One of the main reasons I love my job is because I love stories. Working on the phones, I get to hear the first, often uncensored version of a woman’s abortion story. So many women think they don’t want to talk about it, especially not with a stranger, but then some unexpected trigger makes it all come tumbling out. I assure them they don’t have to tell me anything, or justify anything, but some of them just need to.
Certain patterns have emerged. Women who are older than 35 tend to try to laugh it off; they think they are old enough to know better, silly to have to tell their medical information to a girl as young as I am. But they always open up over the phone, without prompting, more than any other age group. This one already has four children. That one was on the waiting list for a tubal when THIS happened. This one’s husband had a vasectomy that didn’t take. They have practical reasons, pragmatic reasons. They have balanced things out. Women younger than me (I’m 26) often have very different stories: they are struggling to get out of abusive relationships, they have tried three different methods of birth control and nothing works, they thought he used a condom; their stories are fraught with drama. They are having a hard time deciding; they like babies, they know they are expected to have them, but it’s not the right time, he’s not the right guy, there’s not enough money. Some of them laugh, but uneasily.

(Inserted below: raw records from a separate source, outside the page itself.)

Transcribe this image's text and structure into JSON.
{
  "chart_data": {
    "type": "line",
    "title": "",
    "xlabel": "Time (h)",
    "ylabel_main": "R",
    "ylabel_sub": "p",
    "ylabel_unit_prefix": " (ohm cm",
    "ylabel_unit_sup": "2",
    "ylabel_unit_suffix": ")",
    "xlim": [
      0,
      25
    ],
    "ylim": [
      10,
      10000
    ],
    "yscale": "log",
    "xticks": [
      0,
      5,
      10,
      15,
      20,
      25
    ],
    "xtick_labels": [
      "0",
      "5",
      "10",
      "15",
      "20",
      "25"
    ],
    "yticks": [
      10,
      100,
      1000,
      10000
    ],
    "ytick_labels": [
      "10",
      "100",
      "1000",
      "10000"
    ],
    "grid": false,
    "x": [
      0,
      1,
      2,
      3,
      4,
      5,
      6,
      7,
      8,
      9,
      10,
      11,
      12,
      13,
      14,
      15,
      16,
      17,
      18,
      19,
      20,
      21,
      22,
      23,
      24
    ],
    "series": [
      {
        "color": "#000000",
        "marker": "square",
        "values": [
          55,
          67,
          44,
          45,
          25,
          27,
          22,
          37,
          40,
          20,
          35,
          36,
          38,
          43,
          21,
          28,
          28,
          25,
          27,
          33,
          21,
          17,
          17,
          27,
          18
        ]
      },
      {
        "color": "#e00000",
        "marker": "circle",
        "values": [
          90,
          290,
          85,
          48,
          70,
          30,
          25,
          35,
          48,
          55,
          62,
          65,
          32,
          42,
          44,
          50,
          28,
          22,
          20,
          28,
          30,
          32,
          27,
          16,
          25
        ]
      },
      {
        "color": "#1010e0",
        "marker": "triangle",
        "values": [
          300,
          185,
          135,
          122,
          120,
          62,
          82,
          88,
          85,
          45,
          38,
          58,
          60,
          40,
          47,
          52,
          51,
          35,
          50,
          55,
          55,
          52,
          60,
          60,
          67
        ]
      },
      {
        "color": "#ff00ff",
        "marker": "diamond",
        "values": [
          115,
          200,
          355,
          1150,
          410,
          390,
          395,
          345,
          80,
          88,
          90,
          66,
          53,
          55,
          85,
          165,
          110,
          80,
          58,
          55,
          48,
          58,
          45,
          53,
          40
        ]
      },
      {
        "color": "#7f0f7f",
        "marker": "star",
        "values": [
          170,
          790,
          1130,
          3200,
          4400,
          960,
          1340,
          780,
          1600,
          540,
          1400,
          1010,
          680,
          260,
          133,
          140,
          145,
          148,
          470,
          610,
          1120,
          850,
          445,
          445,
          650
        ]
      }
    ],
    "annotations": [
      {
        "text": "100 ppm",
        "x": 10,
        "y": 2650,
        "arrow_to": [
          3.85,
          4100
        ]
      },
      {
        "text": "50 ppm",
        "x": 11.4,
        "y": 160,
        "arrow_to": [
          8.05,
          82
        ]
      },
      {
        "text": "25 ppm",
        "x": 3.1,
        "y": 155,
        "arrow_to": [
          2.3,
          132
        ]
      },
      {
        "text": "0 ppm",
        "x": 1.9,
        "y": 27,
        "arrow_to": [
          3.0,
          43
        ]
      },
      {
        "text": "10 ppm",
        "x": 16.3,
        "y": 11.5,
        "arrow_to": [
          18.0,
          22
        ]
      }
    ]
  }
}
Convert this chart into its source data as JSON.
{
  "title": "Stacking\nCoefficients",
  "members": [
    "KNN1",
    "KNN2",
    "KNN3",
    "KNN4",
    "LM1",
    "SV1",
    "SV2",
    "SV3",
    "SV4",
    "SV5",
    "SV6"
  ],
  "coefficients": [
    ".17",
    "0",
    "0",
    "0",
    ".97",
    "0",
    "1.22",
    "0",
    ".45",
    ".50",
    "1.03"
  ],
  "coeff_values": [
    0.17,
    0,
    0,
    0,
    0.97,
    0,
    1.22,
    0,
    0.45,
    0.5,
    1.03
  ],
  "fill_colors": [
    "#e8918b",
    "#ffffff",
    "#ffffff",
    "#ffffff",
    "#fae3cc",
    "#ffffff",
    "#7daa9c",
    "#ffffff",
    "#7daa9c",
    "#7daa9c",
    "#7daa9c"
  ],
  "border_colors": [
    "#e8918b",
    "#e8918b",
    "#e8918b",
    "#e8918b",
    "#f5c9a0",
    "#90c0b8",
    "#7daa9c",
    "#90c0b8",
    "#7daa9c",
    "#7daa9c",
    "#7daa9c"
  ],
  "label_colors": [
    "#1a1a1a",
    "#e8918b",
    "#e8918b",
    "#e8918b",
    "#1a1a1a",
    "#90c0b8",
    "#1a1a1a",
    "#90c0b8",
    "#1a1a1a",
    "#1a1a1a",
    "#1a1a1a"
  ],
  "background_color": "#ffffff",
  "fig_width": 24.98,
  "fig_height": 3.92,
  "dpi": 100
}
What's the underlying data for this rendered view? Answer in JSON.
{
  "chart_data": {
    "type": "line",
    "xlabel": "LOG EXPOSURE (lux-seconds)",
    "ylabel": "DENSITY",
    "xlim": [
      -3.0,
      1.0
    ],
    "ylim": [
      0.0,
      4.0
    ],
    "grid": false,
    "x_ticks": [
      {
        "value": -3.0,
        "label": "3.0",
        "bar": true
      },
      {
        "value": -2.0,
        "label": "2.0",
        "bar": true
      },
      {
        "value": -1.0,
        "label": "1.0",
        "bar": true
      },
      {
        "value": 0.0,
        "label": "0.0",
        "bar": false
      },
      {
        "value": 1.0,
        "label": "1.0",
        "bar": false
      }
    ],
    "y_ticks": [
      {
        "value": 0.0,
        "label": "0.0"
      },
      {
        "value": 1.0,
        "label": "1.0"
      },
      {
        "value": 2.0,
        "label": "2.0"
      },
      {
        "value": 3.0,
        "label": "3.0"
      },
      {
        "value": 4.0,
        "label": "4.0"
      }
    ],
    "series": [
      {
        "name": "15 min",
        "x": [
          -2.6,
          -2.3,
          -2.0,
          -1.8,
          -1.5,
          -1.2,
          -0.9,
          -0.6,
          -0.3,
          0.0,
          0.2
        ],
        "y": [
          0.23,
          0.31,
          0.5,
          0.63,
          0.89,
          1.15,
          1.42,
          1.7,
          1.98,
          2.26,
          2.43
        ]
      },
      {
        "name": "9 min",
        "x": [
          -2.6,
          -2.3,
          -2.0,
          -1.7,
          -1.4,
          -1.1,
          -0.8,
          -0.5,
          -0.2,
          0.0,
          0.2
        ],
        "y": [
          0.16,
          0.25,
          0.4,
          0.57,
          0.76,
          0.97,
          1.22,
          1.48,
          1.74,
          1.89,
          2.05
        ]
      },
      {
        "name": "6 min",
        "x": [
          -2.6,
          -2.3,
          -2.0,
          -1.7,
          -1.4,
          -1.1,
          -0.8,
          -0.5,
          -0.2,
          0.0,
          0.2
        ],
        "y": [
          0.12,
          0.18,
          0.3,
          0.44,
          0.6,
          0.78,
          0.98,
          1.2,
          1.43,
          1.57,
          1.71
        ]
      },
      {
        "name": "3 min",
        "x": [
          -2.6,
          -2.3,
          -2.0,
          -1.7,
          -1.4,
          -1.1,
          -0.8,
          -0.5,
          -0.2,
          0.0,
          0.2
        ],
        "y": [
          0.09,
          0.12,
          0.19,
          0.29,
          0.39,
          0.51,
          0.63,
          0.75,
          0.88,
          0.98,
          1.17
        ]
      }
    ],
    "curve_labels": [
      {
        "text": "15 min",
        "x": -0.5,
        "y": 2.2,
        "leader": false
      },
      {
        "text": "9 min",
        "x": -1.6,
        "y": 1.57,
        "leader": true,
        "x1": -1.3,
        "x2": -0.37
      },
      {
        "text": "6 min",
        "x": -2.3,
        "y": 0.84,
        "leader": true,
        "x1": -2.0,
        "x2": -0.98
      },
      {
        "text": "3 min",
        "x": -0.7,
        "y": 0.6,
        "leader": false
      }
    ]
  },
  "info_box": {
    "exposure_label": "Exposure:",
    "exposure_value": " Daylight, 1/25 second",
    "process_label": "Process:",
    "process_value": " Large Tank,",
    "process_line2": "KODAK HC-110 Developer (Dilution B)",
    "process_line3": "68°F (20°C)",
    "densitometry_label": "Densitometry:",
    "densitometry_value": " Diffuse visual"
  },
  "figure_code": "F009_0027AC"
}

In the middle of that age range there are the most interesting stories: lives that are almost settled, real careers just getting started, decisions that have not yet been made about how many children, how much time and energy there is to invest. These women know about the big city, they know their rights; they are the ones who want to know why they can’t have their abortion sooner, why the clinic isn’t closer to them. They are sometimes combative. They have no time for nonsense. Their stories are not told explicitly, not by them: I like to fill in the space and guess what’s going on by the tone of their voices, by their names and accents and neighbourhoods.